Particulièrement marquantes ont été deux réactions enregistrées lors d’un fameux week-end catastrophe de Bundesliga en août 2018. Tant le manager de Schalke que l’entraîneur de Nürnberg ont déclaré que les arbitres leur faisaient de la peine (ou qu’ils en avaient pitié : « Die Leute tun mir Leid » : Leid veut dire les deux, peine et pitié). Jochen Drees, alors nouveau chef de la VAR en Allemagne, était lui aussi dans le registre « peine, douleur » : « Ittrich (un arbitre, NDLR) m’a fait un peu de peine ». Le ton est donné. 

Pour beaucoup, en Allemagne, les arbitres n’ont plus d’autorité. On comprend d’autant mieux qu’ils fassent pitié quand on sait qu’en plus, ils sont « châtrés » par la VAR et « tenus en laisse » ! C’est-à-dire en somme qu’ils sont réduits au statut de simples toutous. L’image finit par être désobligeante… Ces expressions radicales (entre castration et soumission totale) montrent en tout cas le malaise profond que la VAR peut générer, et qu’elle provoque, de fait, Outre-Rhin. On aurait bien tort de l’ignorer. Les choses se passeront-elles mieux en Roumanie, au Paraguay, en Côte d’Ivoire, si ces pays voient un jour la VAR ?

Qui a prononcé des mots aussi violents -à l’exception de « toutous », qui est de l’auteur ? Ce sont : Matze Knop sur focus.de (juin 2018) -« à la fin l’idiot, c’est toujours l’arbitre »-, le consultant Reinhold Beckmann dans l’émission télé de foot « Check 24 Doppelpass » sur Sport1 (août 2018). Voilà pour « châtrés ». Toutefois, dès fin novembre 2017, le président du F.C. Augsburg, club de Bundesliga, Klaus Hofmann, avait pris les devants et à la castration il avait ajouté la « tenue en laisse ».

Jusqu’alors, les arbitres provoquaient de la colère, de l’agressivité, parfois de la haine, mais chacun savait bien, au moins inconsciemment, que ce type-là, au milieu, faisait un boulot terrible et qu’il méritait un minimum de respect confus. L’insulter était paradoxalement une forme (étrange, certes) d’honneur qu’on lui rendait. Il existait bel et bien, il cristallisait la révolte du spectateur contre l’autorité, celle subie par exemple toute la semaine au travail.

Dorénavant, va-t-on vers une ère où, privés de leur pouvoir, les arbitres vont faire pitié ? L’évolution est frappante. Autre mot utilisé, mais pour les VARs : Angst, la peur. Selon kicker, quand les VARs interviennent trop, c’est qu’ils auraient peur de rater une action, de ne pas voir. Entre la pitié et la peur, pas de quoi être optimiste. Si la VAR doit susciter des sentiments de ce genre, il va falloir y réfléchir sérieusement. Plus généralement, le système crée non seulement de l’indécision, ce qui est déjà beaucoup, mais aussi des réactions négatives et pas du tout de vraie sérénité pour les arbitres. Cette béquille finit, pour eux, par devenir un handicap.

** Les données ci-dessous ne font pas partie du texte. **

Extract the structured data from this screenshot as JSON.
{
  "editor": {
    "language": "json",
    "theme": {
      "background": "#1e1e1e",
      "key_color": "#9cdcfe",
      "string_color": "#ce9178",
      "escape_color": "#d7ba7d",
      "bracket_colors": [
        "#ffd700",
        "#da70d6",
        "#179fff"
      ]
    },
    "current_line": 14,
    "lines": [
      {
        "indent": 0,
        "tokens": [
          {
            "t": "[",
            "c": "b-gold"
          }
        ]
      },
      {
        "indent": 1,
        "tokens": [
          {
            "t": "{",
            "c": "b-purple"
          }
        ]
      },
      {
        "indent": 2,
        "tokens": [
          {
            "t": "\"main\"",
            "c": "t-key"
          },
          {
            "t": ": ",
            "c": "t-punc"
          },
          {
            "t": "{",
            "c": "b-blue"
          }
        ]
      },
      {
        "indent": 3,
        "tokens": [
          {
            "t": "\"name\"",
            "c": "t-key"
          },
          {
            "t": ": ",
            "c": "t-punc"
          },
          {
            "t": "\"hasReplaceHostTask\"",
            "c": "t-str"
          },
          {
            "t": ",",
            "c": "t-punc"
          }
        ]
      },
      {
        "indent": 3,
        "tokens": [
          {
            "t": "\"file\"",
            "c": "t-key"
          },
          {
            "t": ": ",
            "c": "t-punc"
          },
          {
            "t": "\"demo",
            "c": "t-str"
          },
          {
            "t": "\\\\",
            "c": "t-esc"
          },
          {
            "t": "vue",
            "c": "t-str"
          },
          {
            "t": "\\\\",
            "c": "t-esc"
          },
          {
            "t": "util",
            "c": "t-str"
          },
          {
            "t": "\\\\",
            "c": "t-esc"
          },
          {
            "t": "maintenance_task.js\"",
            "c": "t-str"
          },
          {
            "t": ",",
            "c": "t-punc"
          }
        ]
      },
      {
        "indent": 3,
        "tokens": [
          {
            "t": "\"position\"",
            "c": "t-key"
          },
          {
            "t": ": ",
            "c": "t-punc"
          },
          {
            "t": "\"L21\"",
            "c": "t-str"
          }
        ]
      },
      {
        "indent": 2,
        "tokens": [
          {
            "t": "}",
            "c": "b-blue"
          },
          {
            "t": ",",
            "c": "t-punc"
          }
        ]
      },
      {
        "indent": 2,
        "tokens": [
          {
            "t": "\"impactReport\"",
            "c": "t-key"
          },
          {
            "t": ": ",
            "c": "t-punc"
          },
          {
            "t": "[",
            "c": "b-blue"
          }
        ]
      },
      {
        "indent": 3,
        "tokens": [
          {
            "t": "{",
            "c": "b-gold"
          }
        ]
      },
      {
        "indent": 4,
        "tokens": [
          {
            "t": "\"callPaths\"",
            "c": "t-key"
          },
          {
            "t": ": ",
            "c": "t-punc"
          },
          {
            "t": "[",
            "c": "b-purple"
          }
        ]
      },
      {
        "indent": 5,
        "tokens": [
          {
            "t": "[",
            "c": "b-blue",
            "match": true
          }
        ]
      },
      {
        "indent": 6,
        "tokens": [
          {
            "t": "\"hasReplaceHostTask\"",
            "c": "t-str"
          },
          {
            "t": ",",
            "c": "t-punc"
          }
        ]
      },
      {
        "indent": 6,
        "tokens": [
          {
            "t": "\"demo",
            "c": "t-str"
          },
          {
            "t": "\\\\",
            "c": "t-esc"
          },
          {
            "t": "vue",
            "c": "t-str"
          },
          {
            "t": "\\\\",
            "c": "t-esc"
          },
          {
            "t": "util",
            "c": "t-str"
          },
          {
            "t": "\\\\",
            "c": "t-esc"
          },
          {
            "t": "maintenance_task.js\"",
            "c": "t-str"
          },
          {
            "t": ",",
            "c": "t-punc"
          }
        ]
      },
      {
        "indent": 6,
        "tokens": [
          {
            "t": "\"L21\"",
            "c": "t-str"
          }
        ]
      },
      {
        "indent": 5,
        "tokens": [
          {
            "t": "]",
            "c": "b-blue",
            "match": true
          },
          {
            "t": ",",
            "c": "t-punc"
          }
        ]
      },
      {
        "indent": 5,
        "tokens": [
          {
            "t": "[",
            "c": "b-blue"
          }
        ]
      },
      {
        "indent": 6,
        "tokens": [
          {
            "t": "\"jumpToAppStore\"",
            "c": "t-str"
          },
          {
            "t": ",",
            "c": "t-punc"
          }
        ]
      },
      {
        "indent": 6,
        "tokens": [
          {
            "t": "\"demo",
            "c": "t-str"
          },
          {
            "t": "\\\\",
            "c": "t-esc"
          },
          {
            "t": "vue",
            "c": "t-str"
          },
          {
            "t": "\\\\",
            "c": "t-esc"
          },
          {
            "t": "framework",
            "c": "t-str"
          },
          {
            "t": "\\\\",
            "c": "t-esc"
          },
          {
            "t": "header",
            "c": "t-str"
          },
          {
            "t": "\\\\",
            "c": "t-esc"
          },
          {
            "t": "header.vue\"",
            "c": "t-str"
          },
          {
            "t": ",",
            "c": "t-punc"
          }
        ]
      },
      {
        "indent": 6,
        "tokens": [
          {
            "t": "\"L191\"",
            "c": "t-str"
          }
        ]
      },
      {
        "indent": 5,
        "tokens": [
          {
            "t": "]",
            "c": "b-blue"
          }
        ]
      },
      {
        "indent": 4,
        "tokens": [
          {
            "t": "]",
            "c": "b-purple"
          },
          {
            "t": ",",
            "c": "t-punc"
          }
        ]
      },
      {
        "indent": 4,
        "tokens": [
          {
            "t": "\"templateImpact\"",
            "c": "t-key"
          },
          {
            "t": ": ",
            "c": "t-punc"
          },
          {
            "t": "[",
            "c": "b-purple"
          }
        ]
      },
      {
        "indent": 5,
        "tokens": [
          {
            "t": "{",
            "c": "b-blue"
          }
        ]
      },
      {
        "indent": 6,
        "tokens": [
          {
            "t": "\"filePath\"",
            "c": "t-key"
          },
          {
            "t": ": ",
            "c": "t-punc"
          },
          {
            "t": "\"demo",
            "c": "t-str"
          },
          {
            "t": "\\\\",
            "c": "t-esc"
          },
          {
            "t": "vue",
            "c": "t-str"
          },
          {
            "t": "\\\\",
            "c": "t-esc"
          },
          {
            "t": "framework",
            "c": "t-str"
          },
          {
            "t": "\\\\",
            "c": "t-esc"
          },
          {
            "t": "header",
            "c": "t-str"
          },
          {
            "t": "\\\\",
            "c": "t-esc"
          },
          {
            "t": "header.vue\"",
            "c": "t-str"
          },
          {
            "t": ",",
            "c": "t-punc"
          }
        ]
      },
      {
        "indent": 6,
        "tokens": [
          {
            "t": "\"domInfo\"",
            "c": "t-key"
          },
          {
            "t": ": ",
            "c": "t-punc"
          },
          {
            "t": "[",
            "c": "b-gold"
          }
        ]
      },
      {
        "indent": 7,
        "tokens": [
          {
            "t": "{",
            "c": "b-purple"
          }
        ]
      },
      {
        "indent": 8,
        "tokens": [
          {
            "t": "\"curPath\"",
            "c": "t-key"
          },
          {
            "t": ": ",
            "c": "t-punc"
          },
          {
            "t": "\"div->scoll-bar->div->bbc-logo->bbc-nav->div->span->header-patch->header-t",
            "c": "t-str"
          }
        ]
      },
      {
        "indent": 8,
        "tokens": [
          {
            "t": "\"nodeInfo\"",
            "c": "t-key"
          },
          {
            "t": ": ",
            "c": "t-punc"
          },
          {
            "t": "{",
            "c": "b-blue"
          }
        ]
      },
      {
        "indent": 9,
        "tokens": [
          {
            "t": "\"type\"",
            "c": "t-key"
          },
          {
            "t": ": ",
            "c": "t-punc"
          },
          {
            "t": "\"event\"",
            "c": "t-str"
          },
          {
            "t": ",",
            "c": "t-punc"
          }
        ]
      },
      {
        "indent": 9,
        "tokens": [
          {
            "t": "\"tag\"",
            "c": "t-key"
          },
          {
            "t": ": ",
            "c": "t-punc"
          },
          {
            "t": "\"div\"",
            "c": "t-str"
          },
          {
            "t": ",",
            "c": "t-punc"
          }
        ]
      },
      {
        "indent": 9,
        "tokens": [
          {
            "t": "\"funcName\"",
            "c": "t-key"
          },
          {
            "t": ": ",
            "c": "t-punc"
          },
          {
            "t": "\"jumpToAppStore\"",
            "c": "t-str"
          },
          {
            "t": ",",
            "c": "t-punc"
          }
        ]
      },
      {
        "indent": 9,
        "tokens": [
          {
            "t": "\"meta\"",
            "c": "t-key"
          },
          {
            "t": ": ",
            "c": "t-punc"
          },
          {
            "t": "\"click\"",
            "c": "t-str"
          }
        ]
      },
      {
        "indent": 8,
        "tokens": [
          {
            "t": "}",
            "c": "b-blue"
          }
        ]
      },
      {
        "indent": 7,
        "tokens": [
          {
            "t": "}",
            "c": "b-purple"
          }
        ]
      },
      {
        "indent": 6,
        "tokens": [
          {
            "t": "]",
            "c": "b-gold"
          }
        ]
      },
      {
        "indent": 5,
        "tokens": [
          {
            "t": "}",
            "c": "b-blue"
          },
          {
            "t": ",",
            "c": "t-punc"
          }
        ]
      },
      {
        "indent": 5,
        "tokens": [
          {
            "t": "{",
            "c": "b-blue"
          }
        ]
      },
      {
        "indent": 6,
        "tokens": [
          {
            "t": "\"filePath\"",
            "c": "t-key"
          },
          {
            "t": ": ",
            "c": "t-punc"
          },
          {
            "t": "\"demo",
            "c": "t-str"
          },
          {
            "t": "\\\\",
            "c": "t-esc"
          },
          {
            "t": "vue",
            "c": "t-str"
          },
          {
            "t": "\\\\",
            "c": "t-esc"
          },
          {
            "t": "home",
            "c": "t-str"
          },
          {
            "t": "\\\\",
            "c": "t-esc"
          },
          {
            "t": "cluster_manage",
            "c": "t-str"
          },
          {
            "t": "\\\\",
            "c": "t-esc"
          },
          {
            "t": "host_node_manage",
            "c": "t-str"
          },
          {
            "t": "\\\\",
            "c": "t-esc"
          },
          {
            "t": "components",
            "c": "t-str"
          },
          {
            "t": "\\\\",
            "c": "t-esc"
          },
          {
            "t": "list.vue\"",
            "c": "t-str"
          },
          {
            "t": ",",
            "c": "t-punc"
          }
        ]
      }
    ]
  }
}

L'arbitre central, même attaqué de tous côtés, comme c'était souvent le cas, notamment en France, prenait ses décisions instantanément, quitte à les voir démolies après le match et le lendemain dans les médias. Il pouvait en tout cas tirer fierté de cette responsabilité assumée et de ce rôle de directeur de jeu.

Aujourd’hui, pendant le match, il reçoit un message dans l’oreillette qui lui suggère à l’occasion qu’il doit changer sa décision. Où est le motif de fierté dans cet arbitrage assisté ?

Quant aux VARs, pour le coup, ils nous font eux aussi un peu pitié : enfermés dans une salle, loin, si loin du match et de la vraie vie, de ces matches brûlants, passionnés, ils sont là, face à des images qui se répètent, et portent sur leurs épaules un poids trop lourd, même pas compensé par le plaisir d’être sur place, au cœur du vivant.

Oui, la VAR a à voir avec l’absence de volonté politique et la peur qui en résulte: celle de ne pas oser et/ou vouloir prendre les vraies mesures pour que le football aille mieux, et de se réfugier dans l’illusion que donnent les images.
La VAR est un aveu d’impuissance des dirigeants du football, autant que la reconnaissance indue du pouvoir des ralentis et de la télévision, qui asservissent ce sport.